Unless I’m badly mistaken, one of the reasons is not so much that we don’t want to, but that we don’t plan to.
If you want to take a four-week vacation, you don’t just get up one summer morning and say, “Hey, let’s go today!” You won’t have anything ready. You won’t know where to go. Nothing has been planned.
But that is how many of us treat prayer. We get up day after day and realize that significant times of prayer should be a part of our life, but nothing is ready.
We don’t know where to go. Nothing has been planned. No time. No place. No procedure. And we all know that the opposite of planning is not a wonderful flow of deep, spontaneous experiences in prayer. The opposite of planning is the same old rut.
If you don’t plan a vacation, you will probably stay home and watch TV. The natural, unplanned flow of spiritual life sinks to the lowest ebb of vitality. There is a race to be run and a fight to be fought. If you want renewal in your life of prayer, you must plan to see it.

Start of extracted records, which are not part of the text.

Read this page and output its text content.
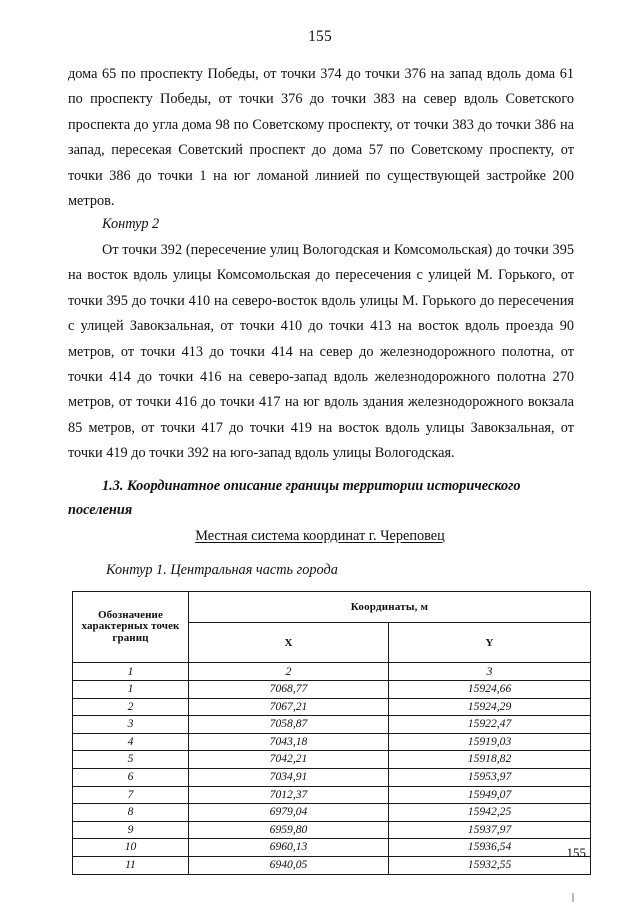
155

дома 65 по проспекту Победы, от точки 374 до точки 376 на запад вдоль дома 61 по проспекту Победы, от точки 376 до точки 383 на север вдоль Советского проспекта до угла дома 98 по Советскому проспекту, от точки 383 до точки 386 на запад, пересекая Советский проспект до дома 57 по Советскому проспекту, от точки 386 до точки 1 на юг ломаной линией по существующей застройке 200 метров.

Контур 2

От точки 392 (пересечение улиц Вологодская и Комсомольская) до точки 395 на восток вдоль улицы Комсомольская до пересечения с улицей М. Горького, от точки 395 до точки 410 на северо-восток вдоль улицы М. Горького до пересечения с улицей Завокзальная, от точки 410 до точки 413 на восток вдоль проезда 90 метров, от точки 413 до точки 414 на север до железнодорожного полотна, от точки 414 до точки 416 на северо-запад вдоль железнодорожного полотна 270 метров, от точки 416 до точки 417 на юг вдоль здания железнодорожного вокзала 85 метров, от точки 417 до точки 419 на восток вдоль улицы Завокзальная, от точки 419 до точки 392 на юго-запад вдоль улицы Вологодская.

1.3. Координатное описание границы территории исторического поселения
Местная система координат г. Череповец
Контур 1. Центральная часть города
Обозначение характерных точек границ	Координаты, м	
	X	Y
1	2	3
1	7068,77	15924,66
2	7067,21	15924,29
3	7058,87	15922,47
4	7043,18	15919,03
5	7042,21	15918,82
6	7034,91	15953,97
7	7012,37	15949,07
8	6979,04	15942,25
9	6959,80	15937,97
10	6960,13	15936,54
11	6940,05	15932,55
155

Therefore, my simple exhortation is this: Let us take time this very day to rethink our priorities and how prayer fits in. Make some new resolve. Try some new venture with God. Set a time. Set a place. Choose a portion of Scripture to guide you.
Don’t be tyrannized by the press of busy days. We all need midcourse corrections. Make this a day of turning to prayer — for the glory of God and for the fullness of your joy.